Decode tokenizer byte input with the requested encoding unless that
encoding is UTF-8 and the byte stream is strictly valid UTF-8. Keep the
fast path by constructing the decoded string without validating twice
after strict validation succeeds.
Preserve UTF-8 decoder behavior on the byte fast path by stripping an
initial UTF-8 BOM and rejecting encoded surrogate bytes. Invalid UTF-8
still goes through the decoder.

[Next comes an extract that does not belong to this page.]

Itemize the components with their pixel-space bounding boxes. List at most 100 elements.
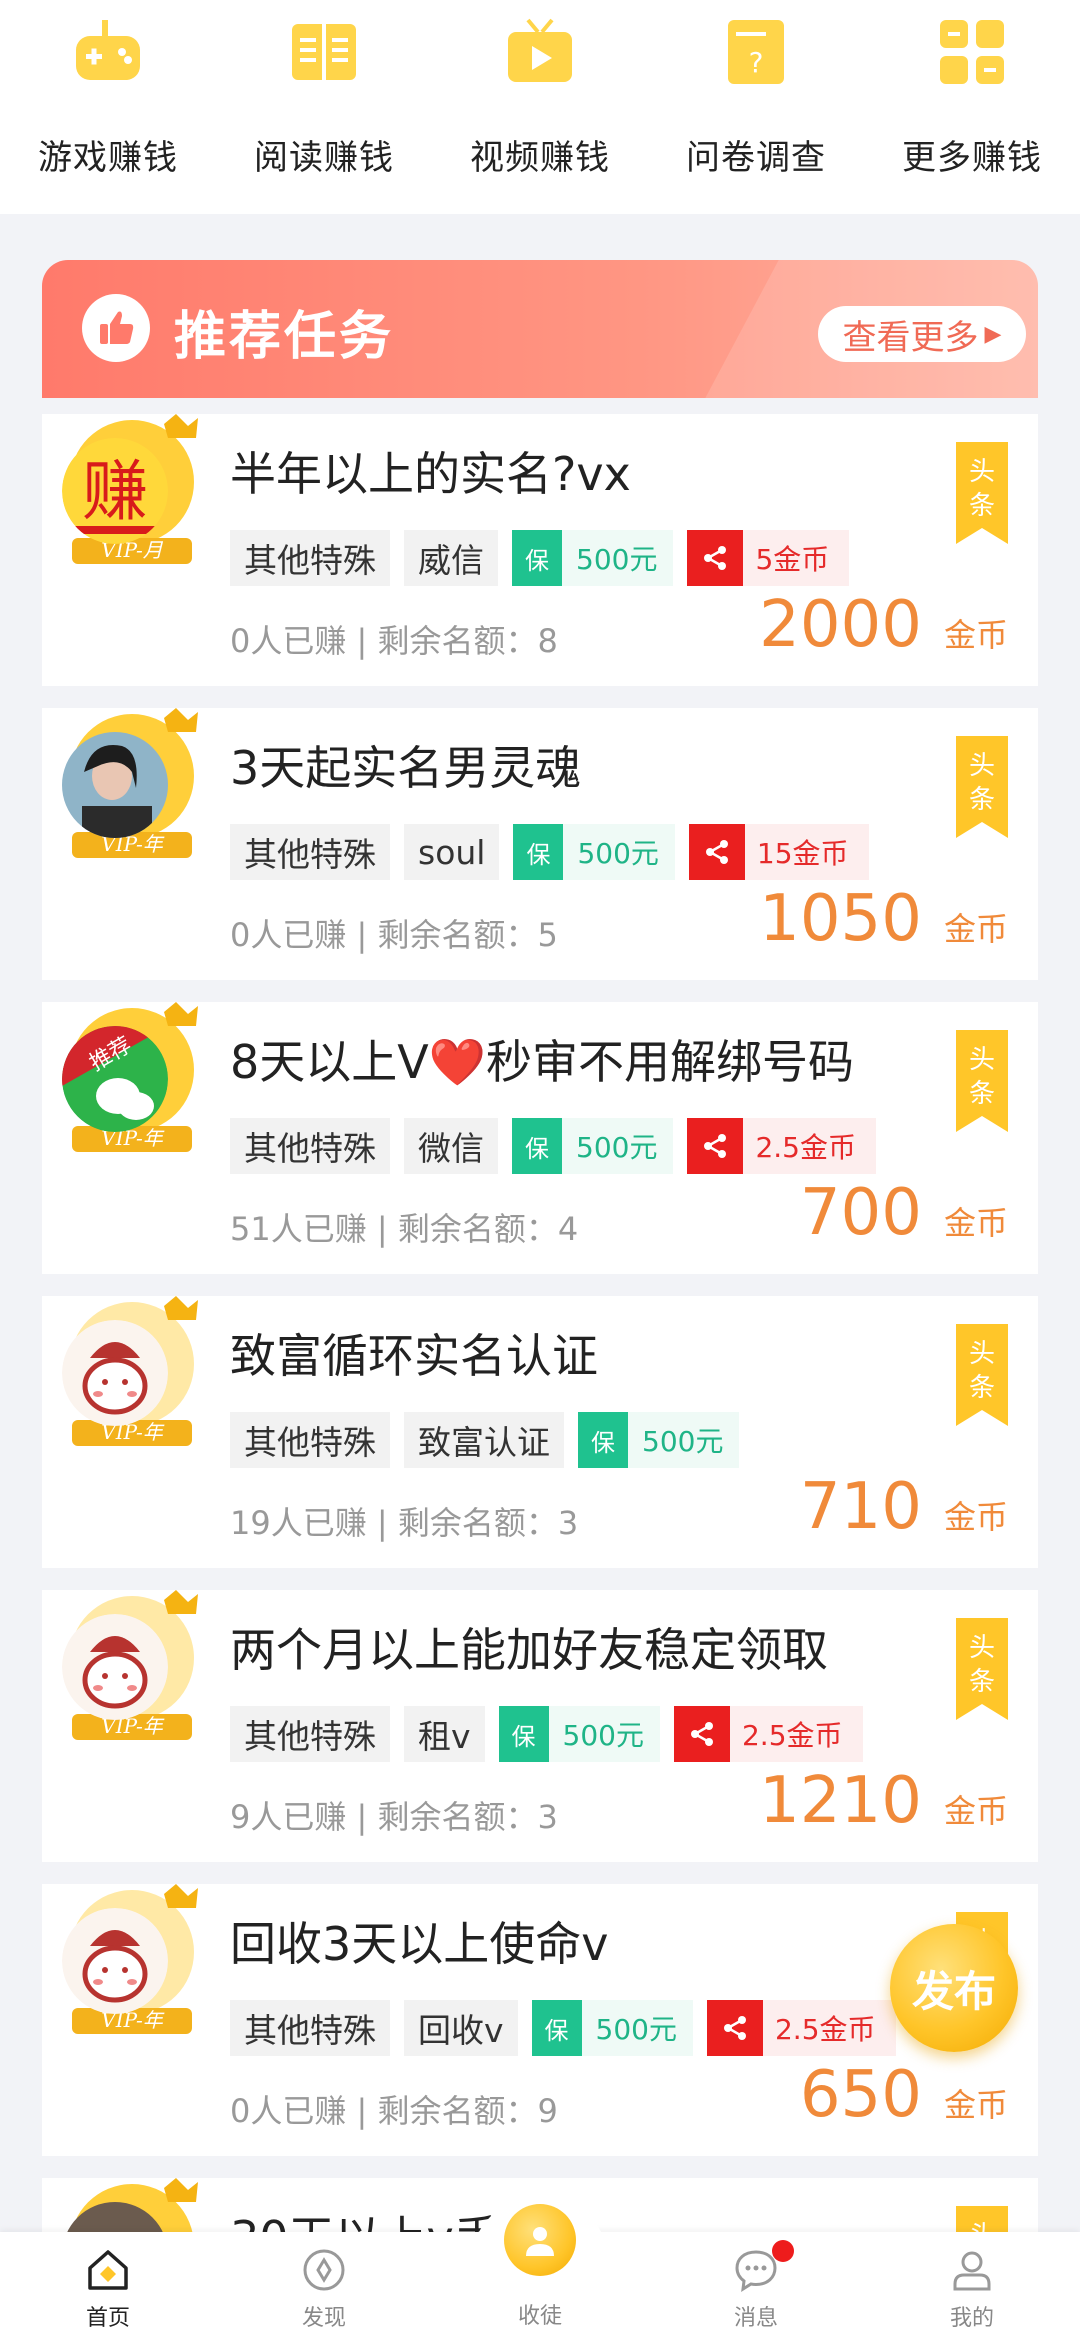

Add tokenizer coverage for both the C++
and Rust backends across decoded text, UTF-8 aliases, BOM-prefixed
input, invalid UTF-8, and non-UTF requested encodings.
Avoid building a temporary Rust token vector before calling back into
C++. The tokenizer now invokes the callback as each token is produced,
while borrowing the already-filtered input for source slices.
Reserve an initial C++ token capacity from the input size so the common
path avoids repeated growth while appending the converted tokens.
With this change, the Rust CSS tokenizer is now ~1.3x faster than the
C++ CSS tokenizer at churning through all the https://vercel.com/ CSS.
test-css-tokenizer is updated to run both the C++ and Rust tokenizers
and compare their output, to ensure they behave identically. The Parser
still uses the C++ Tokenizer.
The LibWeb crate, FFI layer etc are all based on the existing ones for
other libraries.
This is a direct AI translation to get us started, and not idiomatic
Rust. Future work can be done to make it more sensible.